Sparsity Aware Pre-processing for Systolic Array Dataflow Acceleration

Tadikonda Venkata Sai Chaitanya1, Bhargav D V2, Madhav Rao2
1International Insititute of Information Technology-Bangalore, 2International Institute of Information Technology-Bangalore


Abstract

Structured sparsity is key to reducing the computational cost of neural networks. However, conventional systolic array (SA) architectures fail to leverage sparse weights, performing redundant multiply-accumulate operations on zero elements. This paper proposes a novel pre-processing block that reorders rows and columns of the sparse weight matrix prior to systolic array execution.

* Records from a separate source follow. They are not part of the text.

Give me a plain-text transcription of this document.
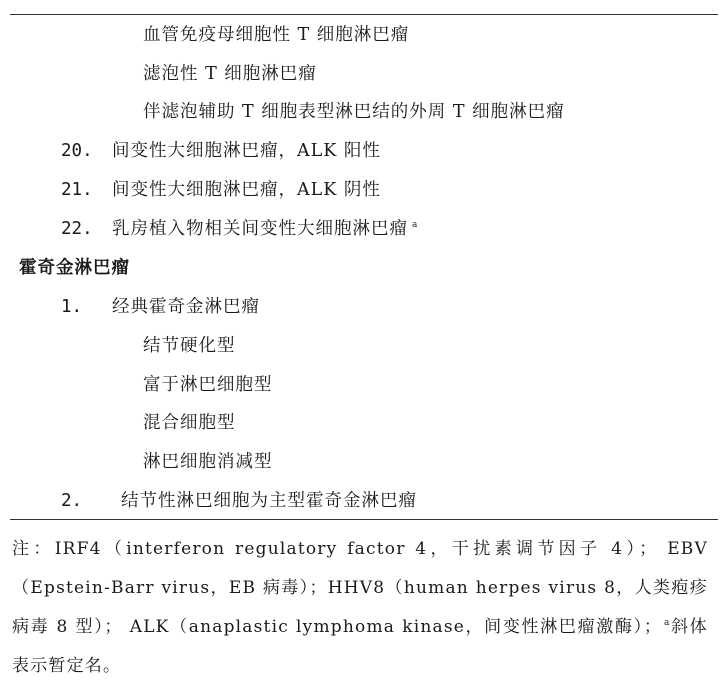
血管免疫母细胞性 T 细胞淋巴瘤
滤泡性 T 细胞淋巴瘤
伴滤泡辅助 T 细胞表型淋巴结的外周 T 细胞淋巴瘤
20. 间变性大细胞淋巴瘤，ALK 阳性
21. 间变性大细胞淋巴瘤，ALK 阴性
22. 乳房植入物相关间变性大细胞淋巴瘤 $^a$
霍奇金淋巴瘤
1. 经典霍奇金淋巴瘤
结节硬化型
富于淋巴细胞型
混合细胞型
淋巴细胞消减型
2. 结节性淋巴细胞为主型霍奇金淋巴瘤
注：IRF4（interferon regulatory factor 4，干扰素调节因子 4）； EBV（Epstein-Barr virus，EB 病毒）；HHV8（human herpes virus 8，人类疱疹病毒 8 型）； ALK（anaplastic lymphoma kinase，间变性淋巴瘤激酶）； $^a$斜体表示暂定名。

The experimental analysis of this reordering enhances data locality and computational alignment, thereby significantly reducing the number of clock cycles required during matrix multiplication. Our approach enables more efficient utilization of the processing elements (PEs). This work designs 4 × 4 Output Stationary systolic array to validate its effectiveness on several neural networks, including LeNet−5, VGG−11, and ResNet−50, across varying sparsity levels, demonstrating substantial cycle savings and performance gains. The hardware efficiency is evaluated using ASAP 7nm Regular Vt PDK, yielding a 18% and 36.22% increase in silicon footprint and static power due to integration of a pre-processing block, yet leading to a significant dynamic power savings of 50.18%. The pre-processed sparsity reordering strategy achieves overall performance gain for ResNet−50 model by 9% to 34%, and for VGG−11 model by 15% to 28%. This lightweight optimization provides a practical path towards sparsity-aware acceleration in systolic array based architectures.